Chief among them are the Unesco-listed Seokguram Grotto with its granite Buddha statue gazing out over the pine trees to sea, and Bulguksa Temple, an architectural representation of paradise rising symmetrically from a lotus lake. Both were established in the 8th century on the slopes of Mount Toham.
It’s busy here at sunset, and the crowds really ramp up after dark at Anapji Pond, an ancient pleasure garden where a human conveyor belt shuffles round the lake, snapping scenic shots of Donggung Palace. History is clearly a big draw, though it was not always thus.
“When I was a child, this was a developing country and no one had time for culture,” my guide Hong Chang Pyo tells me. “Now we are an important industrial nation and people are more interested in learning about it.”
After a night at a resort by the shores of Bomun Lake, it’s time for my next dose of serenity, this time at Golgulsa Temple, which has its roots in the 6th century and is half an hour’s drive away in the hills.
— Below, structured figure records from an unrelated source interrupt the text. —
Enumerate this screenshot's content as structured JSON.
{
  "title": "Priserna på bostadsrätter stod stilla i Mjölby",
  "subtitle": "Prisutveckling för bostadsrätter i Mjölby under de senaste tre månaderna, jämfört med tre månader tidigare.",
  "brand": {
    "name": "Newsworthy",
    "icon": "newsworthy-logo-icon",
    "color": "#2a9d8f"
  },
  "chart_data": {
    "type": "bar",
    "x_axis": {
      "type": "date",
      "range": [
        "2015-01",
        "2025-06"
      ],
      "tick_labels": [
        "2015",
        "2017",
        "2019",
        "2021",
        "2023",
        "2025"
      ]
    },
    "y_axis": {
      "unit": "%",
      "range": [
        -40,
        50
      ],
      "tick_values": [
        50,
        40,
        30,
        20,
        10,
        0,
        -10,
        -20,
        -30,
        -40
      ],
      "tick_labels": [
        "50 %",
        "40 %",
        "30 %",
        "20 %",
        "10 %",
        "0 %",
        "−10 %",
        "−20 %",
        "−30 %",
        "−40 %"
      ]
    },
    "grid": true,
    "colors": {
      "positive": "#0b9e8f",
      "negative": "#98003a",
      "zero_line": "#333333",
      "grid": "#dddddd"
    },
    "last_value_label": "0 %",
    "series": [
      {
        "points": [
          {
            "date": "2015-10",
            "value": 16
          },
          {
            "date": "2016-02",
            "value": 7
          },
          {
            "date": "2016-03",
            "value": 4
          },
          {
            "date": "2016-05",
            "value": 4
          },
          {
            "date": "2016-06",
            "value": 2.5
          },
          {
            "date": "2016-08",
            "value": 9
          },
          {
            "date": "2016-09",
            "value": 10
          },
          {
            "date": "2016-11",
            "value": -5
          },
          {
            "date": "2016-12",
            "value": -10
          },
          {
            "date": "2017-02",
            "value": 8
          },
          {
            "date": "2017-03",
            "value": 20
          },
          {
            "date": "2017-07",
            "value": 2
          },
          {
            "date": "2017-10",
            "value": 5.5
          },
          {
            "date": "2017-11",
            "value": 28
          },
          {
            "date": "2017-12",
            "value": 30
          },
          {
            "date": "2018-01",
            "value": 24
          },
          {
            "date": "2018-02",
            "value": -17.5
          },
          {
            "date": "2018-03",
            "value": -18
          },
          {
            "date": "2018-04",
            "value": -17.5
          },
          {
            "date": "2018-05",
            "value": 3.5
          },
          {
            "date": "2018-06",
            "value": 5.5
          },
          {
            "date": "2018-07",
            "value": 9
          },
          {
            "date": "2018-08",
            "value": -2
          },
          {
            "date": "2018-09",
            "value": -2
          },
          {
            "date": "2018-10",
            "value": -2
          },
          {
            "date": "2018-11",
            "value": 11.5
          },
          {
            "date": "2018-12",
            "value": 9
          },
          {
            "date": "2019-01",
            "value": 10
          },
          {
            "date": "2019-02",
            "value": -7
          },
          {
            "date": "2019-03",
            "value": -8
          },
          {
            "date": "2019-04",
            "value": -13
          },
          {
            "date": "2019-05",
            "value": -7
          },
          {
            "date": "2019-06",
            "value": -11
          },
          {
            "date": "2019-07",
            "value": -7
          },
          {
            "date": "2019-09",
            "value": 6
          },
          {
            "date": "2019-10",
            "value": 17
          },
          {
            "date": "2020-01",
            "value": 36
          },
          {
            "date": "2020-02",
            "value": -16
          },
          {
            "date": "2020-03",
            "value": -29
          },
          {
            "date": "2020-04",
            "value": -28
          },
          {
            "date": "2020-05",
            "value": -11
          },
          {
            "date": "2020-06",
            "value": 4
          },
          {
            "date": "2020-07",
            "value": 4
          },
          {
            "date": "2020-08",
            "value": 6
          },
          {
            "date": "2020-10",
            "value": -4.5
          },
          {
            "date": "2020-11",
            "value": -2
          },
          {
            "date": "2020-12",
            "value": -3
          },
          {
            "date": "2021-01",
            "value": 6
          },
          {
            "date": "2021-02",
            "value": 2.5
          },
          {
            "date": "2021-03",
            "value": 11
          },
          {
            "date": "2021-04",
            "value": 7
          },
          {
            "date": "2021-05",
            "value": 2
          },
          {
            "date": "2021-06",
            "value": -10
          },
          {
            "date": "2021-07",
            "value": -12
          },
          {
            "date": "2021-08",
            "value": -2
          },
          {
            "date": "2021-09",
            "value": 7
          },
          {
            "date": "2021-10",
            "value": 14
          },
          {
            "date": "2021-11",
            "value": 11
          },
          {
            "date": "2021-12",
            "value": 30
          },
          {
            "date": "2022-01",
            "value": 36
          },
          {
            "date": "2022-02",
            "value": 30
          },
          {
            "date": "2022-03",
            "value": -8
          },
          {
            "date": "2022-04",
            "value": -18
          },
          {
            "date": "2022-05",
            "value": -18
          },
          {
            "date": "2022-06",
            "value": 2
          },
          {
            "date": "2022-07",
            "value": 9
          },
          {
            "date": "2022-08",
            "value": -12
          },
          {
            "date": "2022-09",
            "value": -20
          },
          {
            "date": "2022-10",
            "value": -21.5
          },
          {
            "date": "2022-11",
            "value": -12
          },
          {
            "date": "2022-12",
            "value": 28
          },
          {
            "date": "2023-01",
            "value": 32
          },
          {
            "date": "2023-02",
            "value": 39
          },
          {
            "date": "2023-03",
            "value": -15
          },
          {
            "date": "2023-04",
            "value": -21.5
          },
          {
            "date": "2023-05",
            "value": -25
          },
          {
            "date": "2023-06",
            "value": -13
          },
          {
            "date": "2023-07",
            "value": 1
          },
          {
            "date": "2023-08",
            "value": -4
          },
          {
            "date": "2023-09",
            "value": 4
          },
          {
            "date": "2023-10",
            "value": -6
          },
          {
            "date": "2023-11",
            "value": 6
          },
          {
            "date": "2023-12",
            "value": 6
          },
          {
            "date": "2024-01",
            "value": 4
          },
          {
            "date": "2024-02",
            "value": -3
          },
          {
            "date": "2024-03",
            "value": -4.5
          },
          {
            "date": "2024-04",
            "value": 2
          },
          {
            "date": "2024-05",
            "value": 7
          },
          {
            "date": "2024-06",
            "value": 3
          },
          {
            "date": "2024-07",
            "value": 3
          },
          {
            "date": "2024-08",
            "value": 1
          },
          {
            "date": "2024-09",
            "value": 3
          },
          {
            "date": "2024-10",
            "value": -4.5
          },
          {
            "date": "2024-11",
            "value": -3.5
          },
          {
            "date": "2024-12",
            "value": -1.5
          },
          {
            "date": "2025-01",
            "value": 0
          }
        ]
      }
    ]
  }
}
Unique among the temple stays, Golgulsa is home to sunmudo, a type of martial art combined with meditation, yoga and chi qong. Passed down from monk to monk over the centuries, it was first documented by abbot Seol Jeog Un, who established a training centre here in 2001.
“Now sunmudo is practised around the world,” he tells a group of us during the traditional tea ceremony. “People want to try it as part of the temple stay. They come looking for happiness and I tell them it’s first about finding out who they are.”
Meditation and breath work can also be practised while horseback riding and doing archery, he says; both can be incorporated into a one or two-night stay, along with trekking to nearby tombs and temples and, of course, sunmudo.
We watch a performance on an open-air platform high on the hillside. It’s an incredibly scenic spot, looking out over crumpled, tree-covered peaks under the watchful eye of a 9th-century Buddha carved into the limestone atop hundreds of steps zigzagging up the cliff. But when the sunmudo starts, we have eyes only for the participants. The mix of yoga and martial arts is compelling to watch, more like a ballet as it flows.
Bedtime comes early in the temples, so I make a “Princess and the Pea” affair of the three thin futons and duvets in my room before drifting off. Then it’s up before dawn again for morning chanting in the temple hall, followed by sitting meditation outside in the dark, walking meditation before breakfast, and another sunmudo class.
It all leaves me feeling strangely elevated as I drive two and a half hours to the last of my trio of temple stays, high in the mountains of Songnisan national park, with its hiking trails leading to 1,000-metre peaks draped in forest. Folded into green slopes beyond ginseng fields and a 620-year-old pine tree is Beopjusa, a mountain monastery dating back to 553.
This sprawling temple with a five-storey wooden pagoda and 33-metre bronze Buddha once housed 1,000 monks; now only 40 shuffle around its precincts in long orange and white robes. I set off to scale the peak behind the monastery, and 45 minutes later am rewarded with a view of the Buddha glinting below me. There’s also the chance to string a mala with 108 beads, which sounds calming until I realise that each bead can only be threaded after completing a prostration; these are beads strung with sweat.
In the morning there is time to appreciate the beautiful temple grounds before the day-trippers arrive. Monk Hye Woo, who acts as general manager, gives me a tour of the various buildings, pointing out the 1,400-year-old twin-lion statue.
Stopping before the 33-metre Buddha statue, he explains that its standing posture, different from the more usual seated effigies, shows he is ready to lead his followers. “People come here looking for answers,” he tells me.
This peaceful spot — the name Songnisan means “mountain removed from worldliness” — feels like a good place to find them.